To which I say: no, no, no. In Pennsylvania, the insurance company has no right to demand that Medicare, Medicaid, CMS or DPW be added to a verdict or cut a separate cut during settlement.
Ahlborn settled that issue as far as I’m concerned: the State can only place a lien on the payments for medical care, and in most settlements there is no pre-determined amount for medical care. Thus, like in the McKinney v. PHA case I discussed, the plaintiff can do whatever the want with the settlement money until the State gets an order establishing how much of the settlement went to medical care.
But if you happened to see Ahlborn a different way, then Zaleppa v. Seiwell, 2010 PA Super 208 (Pa. Superior Court 2010) should have cleared it up:
Seiwell alleges that the trial court erred in denying her post-trial motion, which requested that the court enter an order directing her to pay the verdict either (1) by naming Medicare, along with Zaleppa and her attorneys, as payees on the draft satisfying the verdict or (2) by paying the verdict into court pending notification from Medicare that all outstanding Medicare liens have been satisfied. After careful consideration, we conclude that there is no legal basis under either federal or Pennsylvania law to assert the interests of the United States government as to the reimbursement of Medicare liens. Thus, the trial court properly denied Seiwell’s post-trial motion.

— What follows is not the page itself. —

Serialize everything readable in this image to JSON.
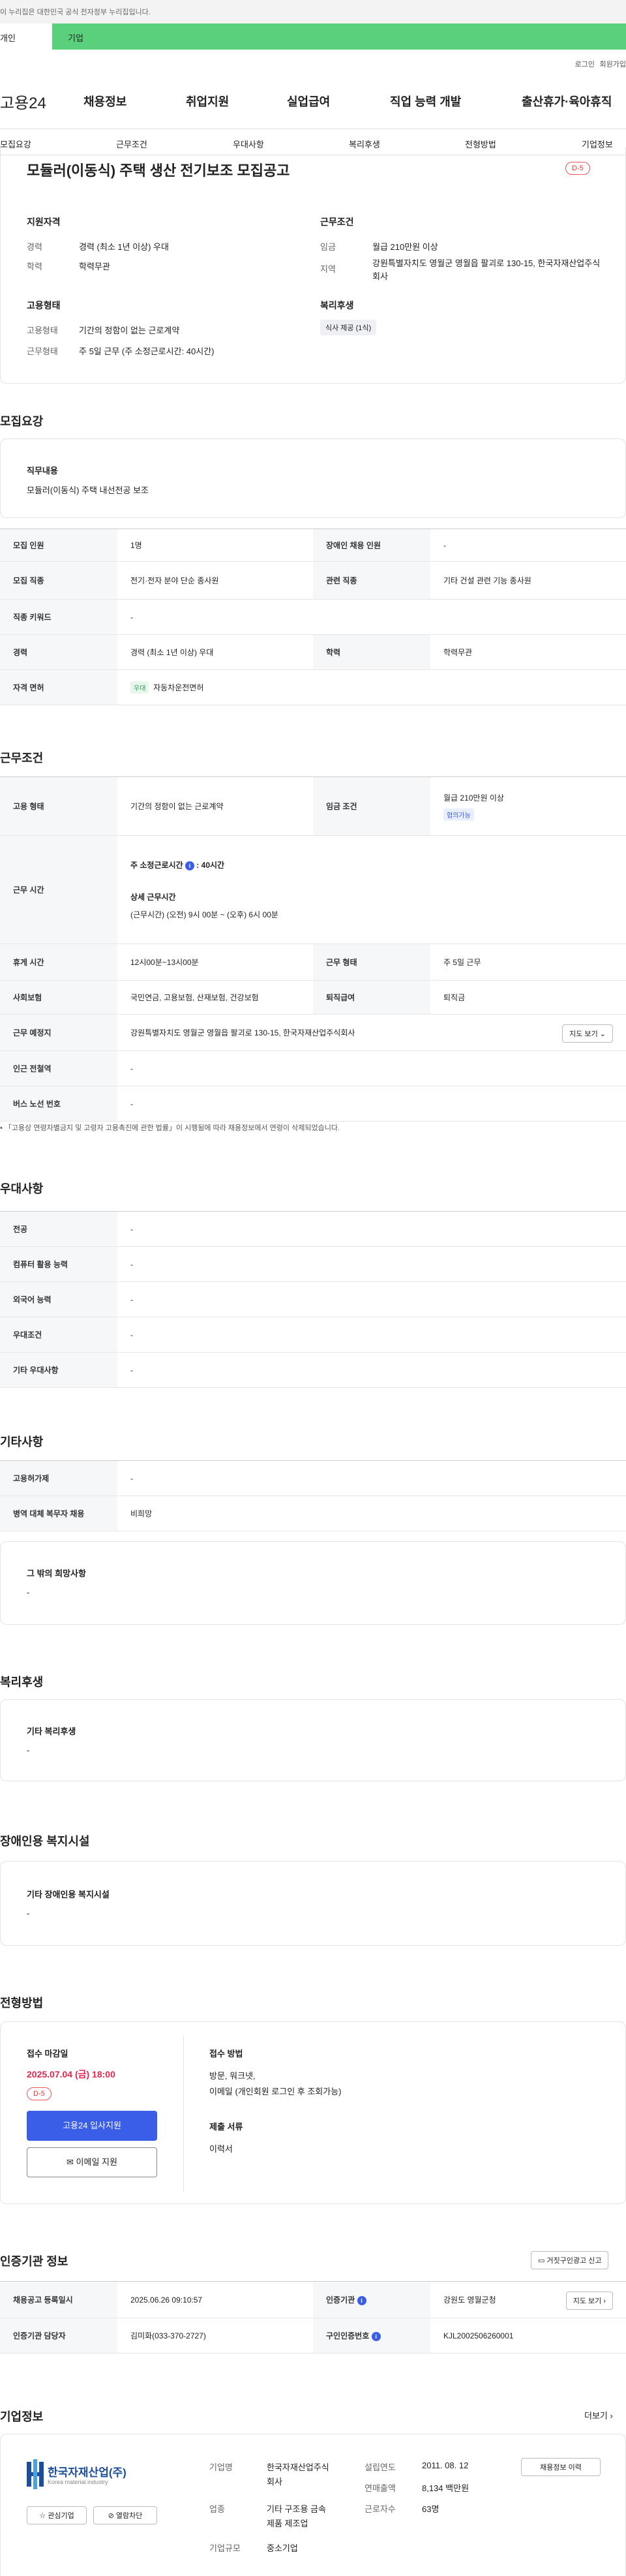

I know that, and so I do not let insurance companies try to compromise my clients’ rights by secretly negotiating with the government. The problem, however, is that some plaintiffs’ attorneys have let this happen, either unwittingly or carelessly, emboldening insurance companies and the government into doing it as a matter of course. Diligent plaintiffs’ attorneys only find out when the insurance company pays us less than the full settlement amount, requiring that we start kicking and screaming, demanding the insurance company cancel the check to the government and threatening to file a motion to enforce the settlement.
So I’ll say it again: Pennsylvania injury lawyers, stop letting insurance companies deal with the government directly over Medicaid / Medicare liens. If you have an issue, post it to one of the plaintiffs-side list servers, or pay for a lien resolution services company.